Employing untargeted metabolomics we interrogated the effects HDACi has on the NP profile of the mold Aspergillus nidulans. We quantitatively monitored ~2,000 mass spectral features and found that NP synthesis was not unilaterally upregulated after HDACi as many assumed. Rather, many abundant NPs are no longer expressed after HDACi. Yet despite this, many novel NPs are induced. Among these we discovered 2 lipopeptides that are part of a recently discovered family, the aspercryptins.

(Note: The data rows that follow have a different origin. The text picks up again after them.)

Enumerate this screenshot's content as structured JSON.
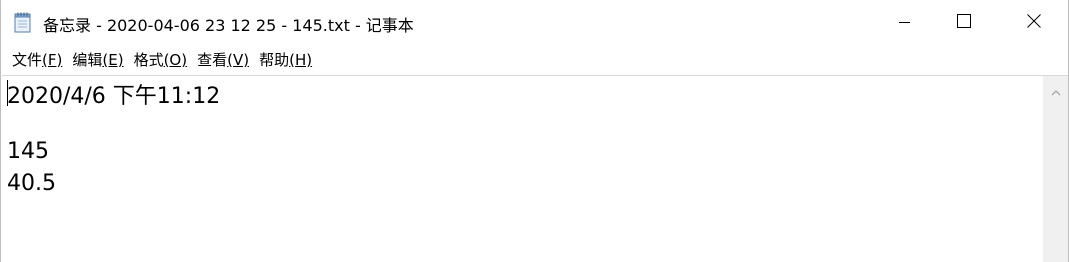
{
  "window": {
    "title": "备忘录 - 2020-04-06 23 12 25 - 145.txt - 记事本",
    "app_icon": "notepad-icon",
    "controls": {
      "minimize_icon": "minimize-icon",
      "maximize_icon": "maximize-icon",
      "close_icon": "close-icon"
    }
  },
  "menu": {
    "items": [
      {
        "label": "文件",
        "accel": "(F)"
      },
      {
        "label": "编辑",
        "accel": "(E)"
      },
      {
        "label": "格式",
        "accel": "(O)"
      },
      {
        "label": "查看",
        "accel": "(V)"
      },
      {
        "label": "帮助",
        "accel": "(H)"
      }
    ]
  },
  "editor": {
    "lines": [
      "2020/4/6 下午11:12",
      "",
      "145",
      "40.5"
    ]
  },
  "scrollbar": {
    "up_icon": "chevron-up-icon"
  }
}
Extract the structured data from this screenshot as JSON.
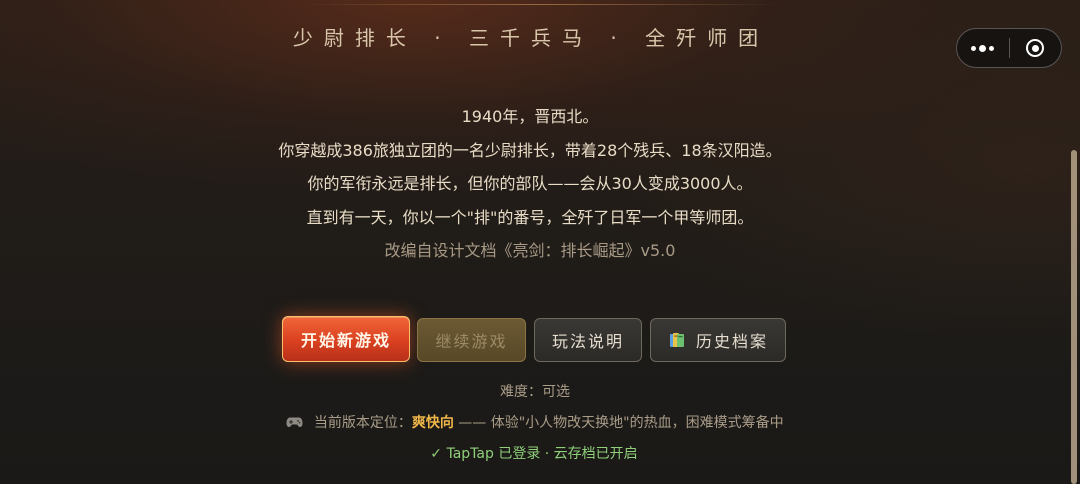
{
  "header": {
    "tagline": "少尉排长 · 三千兵马 · 全歼师团"
  },
  "story": {
    "lines": [
      "1940年，晋西北。",
      "你穿越成386旅独立团的一名少尉排长，带着28个残兵、18条汉阳造。",
      "你的军衔永远是排长，但你的部队——会从30人变成3000人。",
      "直到有一天，你以一个\"排\"的番号，全歼了日军一个甲等师团。"
    ],
    "source": "改编自设计文档《亮剑：排长崛起》v5.0"
  },
  "buttons": {
    "new_game": "开始新游戏",
    "continue": "继续游戏",
    "how_to_play": "玩法说明",
    "history": "历史档案"
  },
  "difficulty": "难度：可选",
  "version_info": {
    "prefix": "当前版本定位：",
    "highlight": "爽快向",
    "suffix": "—— 体验\"小人物改天换地\"的热血，困难模式筹备中"
  },
  "login_status": "✓ TapTap 已登录 · 云存档已开启",
  "icons": {
    "more": "more-dots-icon",
    "close": "close-circle-icon",
    "history": "book-icon",
    "version": "gamepad-icon"
  },
  "colors": {
    "accent": "#e5542c",
    "highlight": "#f0b64a",
    "success": "#8fcf7a"
  }
}
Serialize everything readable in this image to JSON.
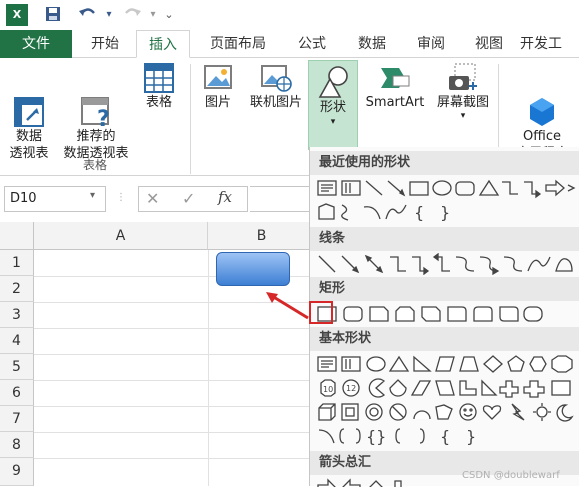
{
  "quick_access": {
    "excel_logo": "X",
    "save_icon": "save-icon",
    "undo_icon": "undo-icon",
    "redo_icon": "redo-icon",
    "more": "⌄"
  },
  "tabs": [
    "文件",
    "开始",
    "插入",
    "页面布局",
    "公式",
    "数据",
    "审阅",
    "视图",
    "开发工"
  ],
  "ribbon": {
    "pivot_table": "数据\n透视表",
    "recommended_pivot": "推荐的\n数据透视表",
    "table": "表格",
    "group_tables": "表格",
    "picture": "图片",
    "online_picture": "联机图片",
    "shapes": "形状",
    "smartart": "SmartArt",
    "screenshot": "屏幕截图",
    "office_apps": "Office\n应用程序"
  },
  "formula_bar": {
    "name_box": "D10",
    "fx": "fx",
    "cancel": "✕",
    "confirm": "✓"
  },
  "grid": {
    "columns": [
      "A",
      "B"
    ],
    "rows": [
      "1",
      "2",
      "3",
      "4",
      "5",
      "6",
      "7",
      "8",
      "9"
    ]
  },
  "shapes_panel": {
    "recent": "最近使用的形状",
    "lines": "线条",
    "rectangles": "矩形",
    "basic": "基本形状",
    "arrows": "箭头总汇"
  },
  "watermark": "CSDN @doublewarf",
  "colors": {
    "excel_green": "#217346",
    "highlight_red": "#d62828",
    "shape_blue": "#3d7fd3"
  }
}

Using stable-isotope incorporation experiments, MS/MS-networking and interpretation, we were able to annotate an additional 11 aspercryptin family members. Strikingly, because the aspercryptins have a C-terminal lipid, they appear backward compared to most lipopeptides. The unusual location of the aspercryptin lipid moiety indicates that it does not follow the standard lipopeptide biosynthetic logic. Fittingly, it appears that the lipid moiety is installed as an amino acid through canonical non-ribosomal peptide synthetase (NRPS) logic. The installation of fatty acids in this manner appears to be unique to a small group of fungal NPs.
The genome of A. nidulans contains a gene cluster that encodes proteins likely responsible for converting fatty acids into amino acids to then be loaded by the NRPS protein. We are now experimentally verifying this proposal through targeted bottom-up proteomics to show pathway intermediates covalently bound to their biosynthetic enzymes.